Tormund Matagigantes eligió muy bien el momento de su llegada: apareció con sus guerreros, montando un estruendo, cuando ya habían terminado de cavar. Solo se presentaron cincuenta, no los ochenta que Toregg había prometido a Pieles, pero por algo llamaban a Tormund el Gran Hablador. El salvaje llegó con el rostro congestionado, pidiendo a gritos un cuerno de cerveza y algo caliente para comer. Tenía hielo en la barba y escarcha en el bigote.

A Puño de Trueno ya le habían dado las noticias sobre Gerrick Sangrerreal y su nuevo cargo.

—¿Rey de los salvajes? —dijo entre carcajadas—. ¡Ja! Más bien, rey de mi culo peludo.

—Tiene un aire majestuoso —dijo Jon.

—Lo que tiene es una polla roja y pequeña, a juego con el pelo. Raymun Barbarroja y sus hijos murieron en Lago Largo, gracias a tus malditos Stark y al Gigante Borracho, pero su hermano pequeño sigue vivo. ¿Te has preguntado alguna vez por qué lo llaman Cuervo Rojo? —La boca de Tormund formó una sonrisa desdentada—. Fue el primero en abandonar la batalla. Años después, compusieron una canción sobre aquello, y el bardo necesitaba algo que rimara con
protervo.
—Se limpió la nariz—. Si los caballeros de tu reina quieren a esas chicas, que se las queden.

—Chicas —graznó el cuervo de Mormont—. Chicas, chicas.

Aquello hizo reír de nuevo a Tormund.

—Eso es un pájaro con sentido común. ¿Cuánto pides por él, Nieve? Yo te he entregado a un hijo; lo mínimo que podrías hacer es darme ese pajarraco.

—Te lo daría si no supiera que te lo ibas a comer.

Aquello también lo hizo reír.

—Comer —dijo el cuervo en tono siniestro, batiendo las alas negras—. ¿Maíz? ¿Maíz?

—Tenemos que hablar de la expedición —dijo Jon—. Quiero que en el salón del escudo hablemos con una sola voz; debemos… —Se interrumpió cuando Mully asomó la nariz, con gesto sombrío, para anunciar que había llegado Clydas con una carta.

—Que te la entregue; la leeré más tarde.

—Como queráis, mi señor, pero… Clydas no parece el mismo… Está más blanco que rosa, no sé si me explico.
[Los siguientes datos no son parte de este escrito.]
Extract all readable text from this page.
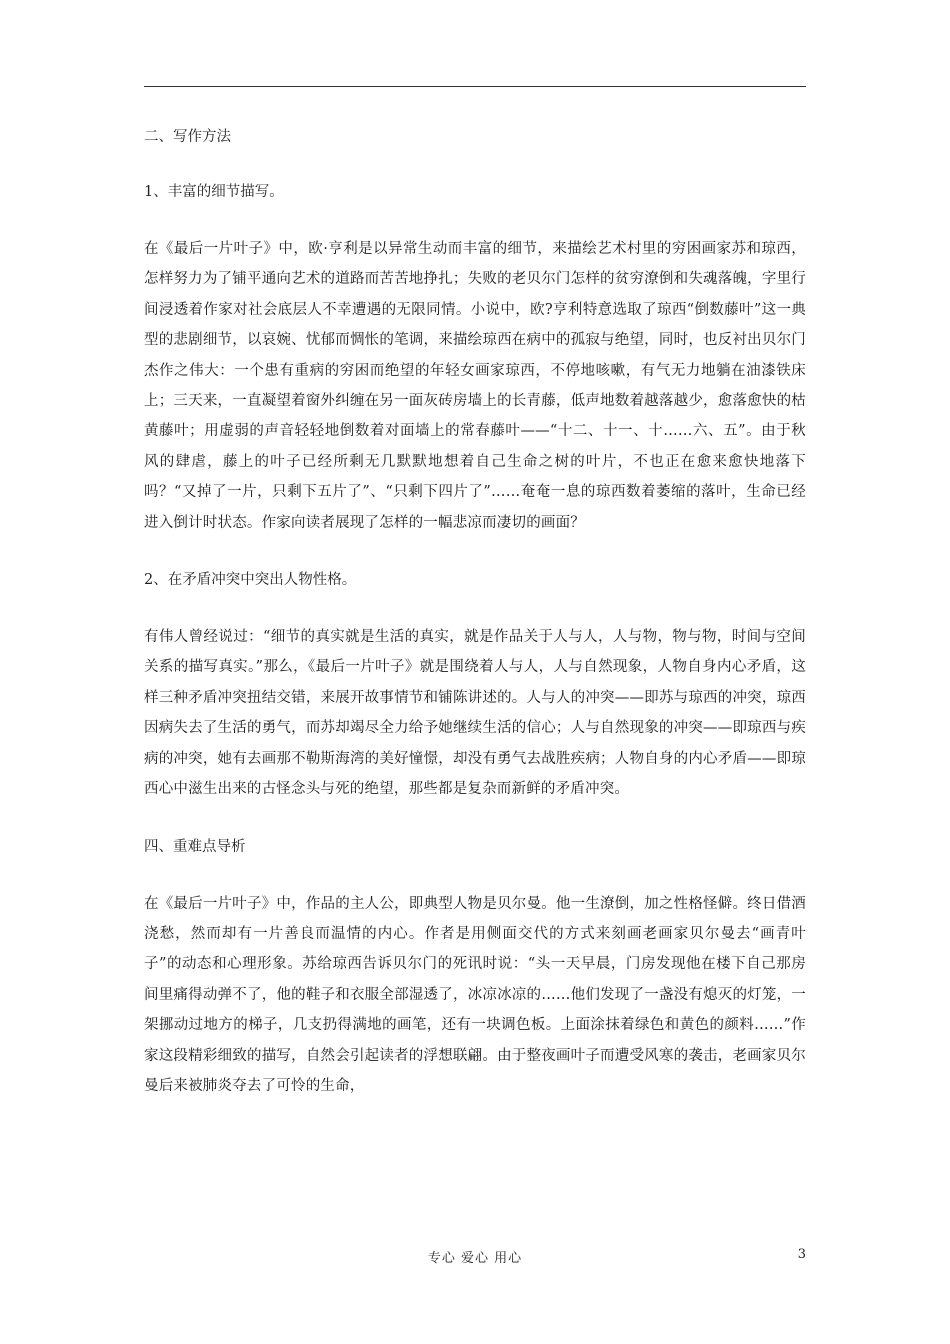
二、写作方法

1、丰富的细节描写。

在《最后一片叶子》中，欧·亨利是以异常生动而丰富的细节，来描绘艺术村里的穷困画家苏和琼西，怎样努力为了铺平通向艺术的道路而苦苦地挣扎；失败的老贝尔门怎样的贫穷潦倒和失魂落魄，字里行间浸透着作家对社会底层人不幸遭遇的无限同情。小说中，欧?亨利特意选取了琼西“倒数藤叶”这一典型的悲剧细节，以哀婉、忧郁而惆怅的笔调，来描绘琼西在病中的孤寂与绝望，同时，也反衬出贝尔门杰作之伟大：一个患有重病的穷困而绝望的年轻女画家琼西，不停地咳嗽，有气无力地躺在油漆铁床上；三天来，一直凝望着窗外纠缠在另一面灰砖房墙上的长青藤，低声地数着越落越少，愈落愈快的枯黄藤叶；用虚弱的声音轻轻地倒数着对面墙上的常春藤叶——“十二、十一、十……六、五”。由于秋风的肆虐，藤上的叶子已经所剩无几默默地想着自己生命之树的叶片，不也正在愈来愈快地落下吗？“又掉了一片，只剩下五片了”、“只剩下四片了”……奄奄一息的琼西数着萎缩的落叶，生命已经进入倒计时状态。作家向读者展现了怎样的一幅悲凉而凄切的画面？

2、在矛盾冲突中突出人物性格。

有伟人曾经说过：“细节的真实就是生活的真实，就是作品关于人与人，人与物，物与物，时间与空间关系的描写真实。”那么，《最后一片叶子》就是围绕着人与人，人与自然现象，人物自身内心矛盾，这样三种矛盾冲突扭结交错，来展开故事情节和铺陈讲述的。人与人的冲突——即苏与琼西的冲突，琼西因病失去了生活的勇气，而苏却竭尽全力给予她继续生活的信心；人与自然现象的冲突——即琼西与疾病的冲突，她有去画那不勒斯海湾的美好憧憬，却没有勇气去战胜疾病；人物自身的内心矛盾——即琼西心中滋生出来的古怪念头与死的绝望，那些都是复杂而新鲜的矛盾冲突。

四、重难点导析

在《最后一片叶子》中，作品的主人公，即典型人物是贝尔曼。他一生潦倒，加之性格怪僻。终日借酒浇愁，然而却有一片善良而温情的内心。作者是用侧面交代的方式来刻画老画家贝尔曼去“画青叶子”的动态和心理形象。苏给琼西告诉贝尔门的死讯时说：“头一天早晨，门房发现他在楼下自己那房间里痛得动弹不了，他的鞋子和衣服全部湿透了，冰凉冰凉的……他们发现了一盏没有熄灭的灯笼，一架挪动过地方的梯子，几支扔得满地的画笔，还有一块调色板。上面涂抹着绿色和黄色的颜料……”作家这段精彩细致的描写，自然会引起读者的浮想联翩。由于整夜画叶子而遭受风寒的袭击，老画家贝尔曼后来被肺炎夺去了可怜的生命，

专心 爱心 用心	3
Está temblando.

—Alas negras, palabras negras —murmuró Tormund—. ¿No es eso lo que decís los arrodillados?

—También decimos: «A la fiebre y al catarro, de aguardiente un buen jarro», y «Con un dorniense no bebas cuando la luna se eleva». Decimos un montón de cosas.

Mully aportó sus dos granitos de arena.

—Mi anciana abuela solía decir: «Los amigos de verano se derriten como la nieve de verano, pero los amigos de invierno son para siempre».

—Ya basta de sabiduría popular por hoy —dijo Jon Nieve—. Haz pasar a Clydas.

Mully no había exagerado: el viejo mayordomo estaba temblando y tenía el rostro blanco como la nieve del exterior.

—Puede que sean cosas mías, lord comandante, pero… esta carta me da mala espina. Mirad.

La única palabra escrita en el pergamino era «Bastardo». No
lord Nieve,
ni
Jon Nieve,
ni
lord comandante.
Solo «Bastardo». Y estaba sellado con lacre rosa.